Había jugueterías en el barrio de mis abuelos, una de ellas muy grande y muy
bien surtida que me gustaba mucho cuando pegaba mi nariz al escaparate para
escudriñar sus estanterías atestadas de toda clase de maravillas. Sin embargo,
tomamos el autobús que nos llevaría al centro y consideramos aquella diligencia
(yo la consideré así porque así la consideró ella) como algo preferente. Ella
determinaba siempre las decisiones que había que solventar y las resolvía a su
manera, como lo acometía todo y lo decidía todo, ya fuera la elección de una
camisa (la que se pondría mi padre, por ejemplo, y no digamos nosotros, que
íbamos siempre vestidos de pies a cabeza según su criterio y sin ninguna
posibilidad de meter baza en nada que nos concerniera hasta bien mayorcitos, y
aun siendo adultos lo ha seguido intentando) o cualquier asunto que mereciera
ser decidido. Yo me limité a seguirla en aquella expedición en busca de “Algo”,
sin ninguna posibilidad de evitarlo, como es lógico.
»Él me pregunta si no me molestó en el fondo
hacer aquella excursión en busca de “Algo” para mi hermano. Yo le digo que no,
en absoluto. Me gustaba pasear por las calles del centro de la ciudad, aunque
entonces no lo supiera. Yo era una niña de esa ciudad, que circunstancialmente
se había criado en un pueblo muy muy lejano y muy muy diferente, pero siendo
consciente siempre de a qué lugar pertenecía, así que me gustaba saber que estaba
en el lugar que me correspondía y de ninguna manera podía sentirme a disgusto.
Visitar a mis abuelos paternos cuando mis padres regresaban para pasar las vacaciones
era siempre una confirmación de mis orígenes y una constatación de cuál era mi
destino, algo que no podía definir entonces pero que estoy segura de que habría
aprobado de haber sido consultada al respecto. Él insiste en preguntarme por
esa especie de resquemor que cree notar en el relato de esta anécdota en
apariencia sin importancia. Yo le digo que no hay ningún resquemor, en
absoluto. ¿Entonces?, pregunta. Pues que cuando yo le pedí a mi madre que me
llevara algo, que es lo mismo que le había pedido mi hermano, ella no celebró
mi ocurrencia y ni siquiera la consideró, y además se enfadó muchísimo porque
yo era una egoísta que a saber qué se creía, como si se pudiera pedir algo así
porque sí, como si el dinero creciera en los árboles y sólo hubiera que ir
arrancándolo de rama en rama como si fuesen brevas. No entendí nada, claro.

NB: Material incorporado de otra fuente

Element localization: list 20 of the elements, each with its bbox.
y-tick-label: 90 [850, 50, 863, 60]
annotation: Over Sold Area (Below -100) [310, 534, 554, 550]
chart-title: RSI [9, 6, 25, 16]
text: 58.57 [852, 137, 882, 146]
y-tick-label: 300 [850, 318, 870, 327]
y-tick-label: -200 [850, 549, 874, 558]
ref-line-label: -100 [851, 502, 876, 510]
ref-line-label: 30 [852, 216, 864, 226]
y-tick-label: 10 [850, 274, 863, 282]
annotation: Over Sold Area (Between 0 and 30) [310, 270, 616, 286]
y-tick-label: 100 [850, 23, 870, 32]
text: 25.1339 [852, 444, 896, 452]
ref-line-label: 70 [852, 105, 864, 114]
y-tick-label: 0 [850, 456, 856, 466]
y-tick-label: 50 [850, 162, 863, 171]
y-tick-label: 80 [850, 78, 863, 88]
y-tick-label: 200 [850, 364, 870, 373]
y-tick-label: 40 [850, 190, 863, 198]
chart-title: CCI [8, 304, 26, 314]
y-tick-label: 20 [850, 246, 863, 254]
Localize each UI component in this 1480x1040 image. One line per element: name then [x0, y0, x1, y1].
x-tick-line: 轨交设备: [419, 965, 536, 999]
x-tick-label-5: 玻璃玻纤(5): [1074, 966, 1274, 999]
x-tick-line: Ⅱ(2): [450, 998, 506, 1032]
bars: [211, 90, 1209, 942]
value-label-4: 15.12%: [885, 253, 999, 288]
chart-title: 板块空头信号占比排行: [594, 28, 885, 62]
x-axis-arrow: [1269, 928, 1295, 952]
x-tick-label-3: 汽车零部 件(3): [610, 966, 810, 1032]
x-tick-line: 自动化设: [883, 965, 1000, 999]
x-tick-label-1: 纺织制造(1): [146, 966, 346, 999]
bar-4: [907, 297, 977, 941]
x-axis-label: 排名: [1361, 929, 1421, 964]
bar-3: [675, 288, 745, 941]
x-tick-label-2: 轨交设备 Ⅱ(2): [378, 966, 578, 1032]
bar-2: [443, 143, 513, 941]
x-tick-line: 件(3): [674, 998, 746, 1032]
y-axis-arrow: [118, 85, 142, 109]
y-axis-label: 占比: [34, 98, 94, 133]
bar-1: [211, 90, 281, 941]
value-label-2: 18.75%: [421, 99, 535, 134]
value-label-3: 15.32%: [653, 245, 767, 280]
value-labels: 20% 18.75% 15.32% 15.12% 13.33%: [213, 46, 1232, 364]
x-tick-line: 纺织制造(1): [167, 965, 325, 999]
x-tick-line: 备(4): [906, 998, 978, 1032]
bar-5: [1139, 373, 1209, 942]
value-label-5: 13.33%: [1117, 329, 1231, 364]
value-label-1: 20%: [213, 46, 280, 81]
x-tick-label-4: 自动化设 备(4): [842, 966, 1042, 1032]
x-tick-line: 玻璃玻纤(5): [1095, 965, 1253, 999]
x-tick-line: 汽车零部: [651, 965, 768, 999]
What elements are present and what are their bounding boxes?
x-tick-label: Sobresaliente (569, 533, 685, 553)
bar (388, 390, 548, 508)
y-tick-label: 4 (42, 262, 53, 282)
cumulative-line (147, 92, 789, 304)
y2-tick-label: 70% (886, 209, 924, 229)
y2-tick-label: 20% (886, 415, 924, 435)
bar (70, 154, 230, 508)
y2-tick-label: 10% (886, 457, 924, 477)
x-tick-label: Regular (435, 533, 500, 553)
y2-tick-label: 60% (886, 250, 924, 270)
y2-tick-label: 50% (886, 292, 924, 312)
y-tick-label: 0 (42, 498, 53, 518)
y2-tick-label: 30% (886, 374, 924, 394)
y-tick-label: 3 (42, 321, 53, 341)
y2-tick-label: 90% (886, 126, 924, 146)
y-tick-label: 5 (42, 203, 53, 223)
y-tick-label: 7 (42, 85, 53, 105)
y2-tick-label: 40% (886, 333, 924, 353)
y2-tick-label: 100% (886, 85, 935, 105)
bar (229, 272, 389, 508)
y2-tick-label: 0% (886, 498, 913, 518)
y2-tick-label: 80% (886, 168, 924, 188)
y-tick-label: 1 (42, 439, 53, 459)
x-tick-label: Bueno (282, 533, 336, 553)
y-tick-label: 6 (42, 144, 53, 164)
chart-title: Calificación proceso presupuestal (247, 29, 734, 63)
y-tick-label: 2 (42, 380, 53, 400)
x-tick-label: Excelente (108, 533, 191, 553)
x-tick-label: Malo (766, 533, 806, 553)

Mi
petición era una réplica exacta de la petición que le había hecho mi hermano,
al que no sólo complació sino que lo hizo de mil amores. Sin embargo yo me
había comportado con egoísmo e insolencia (en realidad creo que ella dijo
“descaro”, pero no lo recuerdo muy bien) y no recibiría nada para castigar mi
impertinencia, mientras que la recompensa a la petición de él había sido un
mecano con montones de piezas de metal amarillas, azules y rojas, y una enorme caja
con maderas de formas diversas para hacer construcciones que ambos disfrutamos
muchísimo cuando por fin pudimos estar juntos, una vez nos trasladamos a
nuestra casa de verdad, después de tantos años separados.
ȃl me pregunta
si de verdad no quedó en mí ninguna clase de resquemor. Yo le digo que no, en
absoluto. Le explico que mi resquemor siempre ha sido con los sentimientos que
él despertaba en mi madre, mientras que yo casi sentía que molestaba, o al
menos que no estaba a la altura de lo que de mí se esperaba. Muchas veces me
pregunté si no sería porque a mi madre sólo le gustan los niños. Ella dice que
detesta a las niñas, que son unas estúpidas y unas manipuladoras, además de
malas. Los niños, en cambio, son mucho más nobles, así que me figuro que ella
quería tener otro niño cuando aparecí yo y desmonté sus planes de tener una
parejita perfecta de ángeles con sus alitas y todo».